France Retrospective: July 16, Mont Ventoux

After saying goodbye to Morzine, and to Hayden, Sue and the kids, we drove a long day to Carpetras for an overnight stay to ride Mont Ventoux. Located smack back in the middle of Provence, a wine growing region, Carpentras is not where you'd expect to find a mountain like Ventoux, but I think that is part of its mystique - its bleak, treeless shape protrudes from the flat countryside around it like a pimple in the middle of your forehead.

Of course, Ventoux is one of the legendary climbs of the Tour de France, with names such as Eddy Merckx and Marco Pantani being some of the big names to have won a stage finish on top of Ventoux.

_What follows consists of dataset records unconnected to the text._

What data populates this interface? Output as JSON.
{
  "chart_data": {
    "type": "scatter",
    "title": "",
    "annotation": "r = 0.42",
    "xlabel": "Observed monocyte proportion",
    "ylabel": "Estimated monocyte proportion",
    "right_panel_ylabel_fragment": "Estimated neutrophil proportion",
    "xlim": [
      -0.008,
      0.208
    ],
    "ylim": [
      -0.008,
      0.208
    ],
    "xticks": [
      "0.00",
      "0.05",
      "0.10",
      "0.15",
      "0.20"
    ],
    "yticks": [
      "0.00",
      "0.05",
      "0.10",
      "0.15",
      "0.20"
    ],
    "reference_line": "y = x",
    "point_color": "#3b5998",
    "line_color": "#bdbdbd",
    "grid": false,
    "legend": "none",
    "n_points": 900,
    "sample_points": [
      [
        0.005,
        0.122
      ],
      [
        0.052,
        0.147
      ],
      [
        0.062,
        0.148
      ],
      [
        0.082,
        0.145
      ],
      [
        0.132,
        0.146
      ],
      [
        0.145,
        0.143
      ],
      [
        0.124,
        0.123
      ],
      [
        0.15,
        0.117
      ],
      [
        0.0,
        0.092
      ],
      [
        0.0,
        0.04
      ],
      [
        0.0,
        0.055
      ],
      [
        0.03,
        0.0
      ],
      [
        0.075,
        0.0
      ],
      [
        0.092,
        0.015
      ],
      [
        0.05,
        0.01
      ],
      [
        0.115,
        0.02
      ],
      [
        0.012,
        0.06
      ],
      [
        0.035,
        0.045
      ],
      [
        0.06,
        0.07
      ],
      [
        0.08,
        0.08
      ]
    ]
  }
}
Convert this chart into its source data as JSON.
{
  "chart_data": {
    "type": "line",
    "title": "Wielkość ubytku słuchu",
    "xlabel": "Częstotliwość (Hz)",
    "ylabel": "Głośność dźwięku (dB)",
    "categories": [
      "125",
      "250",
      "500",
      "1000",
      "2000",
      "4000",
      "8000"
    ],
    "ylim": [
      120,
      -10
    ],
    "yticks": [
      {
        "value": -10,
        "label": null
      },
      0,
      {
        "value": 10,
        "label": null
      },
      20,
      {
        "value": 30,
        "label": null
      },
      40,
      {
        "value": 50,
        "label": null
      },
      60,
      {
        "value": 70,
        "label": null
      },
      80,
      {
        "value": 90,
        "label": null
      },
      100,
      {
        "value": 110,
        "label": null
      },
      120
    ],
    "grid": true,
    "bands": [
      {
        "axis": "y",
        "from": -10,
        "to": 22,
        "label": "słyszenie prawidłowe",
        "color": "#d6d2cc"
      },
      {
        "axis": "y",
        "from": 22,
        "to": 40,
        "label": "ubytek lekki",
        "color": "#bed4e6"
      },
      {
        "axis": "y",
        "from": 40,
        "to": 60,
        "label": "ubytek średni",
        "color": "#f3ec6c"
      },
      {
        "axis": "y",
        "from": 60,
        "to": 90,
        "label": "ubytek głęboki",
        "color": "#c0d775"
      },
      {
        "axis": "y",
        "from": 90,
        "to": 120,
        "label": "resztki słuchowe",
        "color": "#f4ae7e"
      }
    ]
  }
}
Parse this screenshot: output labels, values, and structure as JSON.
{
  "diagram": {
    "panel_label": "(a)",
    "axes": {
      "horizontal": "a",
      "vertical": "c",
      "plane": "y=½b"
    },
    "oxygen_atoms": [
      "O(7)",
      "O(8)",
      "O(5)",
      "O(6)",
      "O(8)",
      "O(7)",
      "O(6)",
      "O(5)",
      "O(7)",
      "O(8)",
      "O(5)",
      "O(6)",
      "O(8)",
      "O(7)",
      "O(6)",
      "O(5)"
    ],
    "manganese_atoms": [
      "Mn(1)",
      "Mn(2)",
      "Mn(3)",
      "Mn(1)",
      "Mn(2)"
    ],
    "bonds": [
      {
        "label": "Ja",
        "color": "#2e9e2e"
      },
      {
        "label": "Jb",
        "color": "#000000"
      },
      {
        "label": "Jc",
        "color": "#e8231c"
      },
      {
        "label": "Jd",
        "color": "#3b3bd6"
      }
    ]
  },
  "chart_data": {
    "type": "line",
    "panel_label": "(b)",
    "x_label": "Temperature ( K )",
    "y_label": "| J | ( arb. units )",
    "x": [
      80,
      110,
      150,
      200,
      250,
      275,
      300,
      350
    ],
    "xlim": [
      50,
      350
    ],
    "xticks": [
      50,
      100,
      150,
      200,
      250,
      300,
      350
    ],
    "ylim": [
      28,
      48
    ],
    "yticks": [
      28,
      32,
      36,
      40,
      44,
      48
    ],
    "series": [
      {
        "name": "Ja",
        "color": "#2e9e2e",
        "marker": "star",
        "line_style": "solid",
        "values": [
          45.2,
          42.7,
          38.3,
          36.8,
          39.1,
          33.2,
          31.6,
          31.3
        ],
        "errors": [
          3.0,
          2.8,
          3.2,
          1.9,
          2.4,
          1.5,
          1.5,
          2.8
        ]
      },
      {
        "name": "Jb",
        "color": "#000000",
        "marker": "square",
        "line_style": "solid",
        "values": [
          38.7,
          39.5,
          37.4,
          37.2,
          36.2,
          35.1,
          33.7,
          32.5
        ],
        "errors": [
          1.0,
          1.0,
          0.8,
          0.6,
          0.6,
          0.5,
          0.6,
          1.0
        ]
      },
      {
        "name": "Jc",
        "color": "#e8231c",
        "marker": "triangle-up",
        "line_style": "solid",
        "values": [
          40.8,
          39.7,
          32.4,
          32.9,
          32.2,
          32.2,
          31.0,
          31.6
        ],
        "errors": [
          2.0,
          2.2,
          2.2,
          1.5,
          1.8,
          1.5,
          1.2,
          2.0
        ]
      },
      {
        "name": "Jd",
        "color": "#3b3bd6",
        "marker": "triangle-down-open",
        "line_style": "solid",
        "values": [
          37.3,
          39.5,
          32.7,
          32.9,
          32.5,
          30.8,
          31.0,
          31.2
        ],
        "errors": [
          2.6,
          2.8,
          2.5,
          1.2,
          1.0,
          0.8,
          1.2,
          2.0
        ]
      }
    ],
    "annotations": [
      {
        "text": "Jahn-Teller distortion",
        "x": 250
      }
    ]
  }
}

While I certainly didn't have ambitions of climbing like those guys, I was looking forward to experiencing this legendary mountain for myself.

We set off from Bedoin for the 22k climb, the most famous way the climb is ridden. KKB had studied the climbs in great detail - how long the climb is, the average gradient and where the hardest sections are. I of course had not, and I set off just knowing that the average gradient was 7.1%. Easy. Right?

The first few Ks though, were almost false flats, so I was feeling great, just riding along through the farm land. It was a little steeper through the first few villages but being early in the climb, quite manageable.

About a third of the way up, heading through the forest now, it started to kick up more dramatically. I sat back in the saddle and focussed on pushing my legs round in circles, keeping my upper body relaxed. There wasn't much of a view through this forested section of the climb, and because we'd started so early, there weren't too many other cyclists around. I rode alone in the calm and quiet of an early morning in Provence, France.

It's not too often I'll be be able to write stuff like that!

I stopped a couple of times on the way up to drink. Although it was early, it was already around 20 degrees and the area was heading for a high in the mid 30s. Summer at last! The gradient of the hill was steep enough and constant enough that I felt better stopping than struggling with drinks while plugging away at the slope.

Chalet Reynard, about two thirds of the way up, is about where the forest ends, and Mont Ventoux's famous naked mountain top begins. The area was deforested heavily many centuries ago and for whatever reason, the greenery has never returned. Instead, Mont Ventoux, the lone mountain amongst the farmlands of Provence, is likened to a moonscape.


I expected the environment at the top of Ventoux to be overwhelmingly eerie, and I'd expected to feel lonely and a little spooked up here. But it couldn't have been further from the truth. I felt nothing less than exhilarated to be riding this famous climb.

I had also expected it to be overwhelmingly difficult. Instead I was surprised at the relative ease with which I climbed. By Chalet Reynard I'd gotten through eight or nine kilometres of average gradients of nine and ten percent. Still I was feeling strong - a good thing with Ironman Regensburg only a couple of weeks away.

From here on, I could see the observatory on the top of Ventoux. At times it seemed close, and it others, it seemed further and further away. I toiled away, getting ever closer, and taking the time to check out the view. It was impressive.

I'd saved something for the last few ks. Just as well, they became quite brutal! But before too long, I reached the summit. I wasn't all that disappointed with my time of 2:28, with an average speed of just under 8.5ks per hour.


At the top I chatted to some cyclists from the Netherlands, who informed me that in this year's tour there were more Aussie starters than Dutchies. I knew it was a good year for the Australian contingent, but didn't know how we stacked up against other nations, particularly a cycling stalwart such as Holland! We joked about how the Dutchies will always turn up to the Tour even if they didn't have any countrymen to support - they love the Tour and the legions of orange clad fans are easy to spot for three weeks in July.

After taking in the view for a little longer, I began the descent. I passed slowly by the cyclists who stopped to pay homage at the memorial dedicated to British tour rider Tom Simpson, who died on the mountain. There were more and more cyclists ascending now, and the closer to the bottom I got, the more there were. Large groups, single cyclists, and others with their families and partners waiting by the side of the road, cheering them on and armed with cameras to record the momentous occasion of them cycling the great Mont Ventoux.

I became very aware of what I'd achieved and I smiled.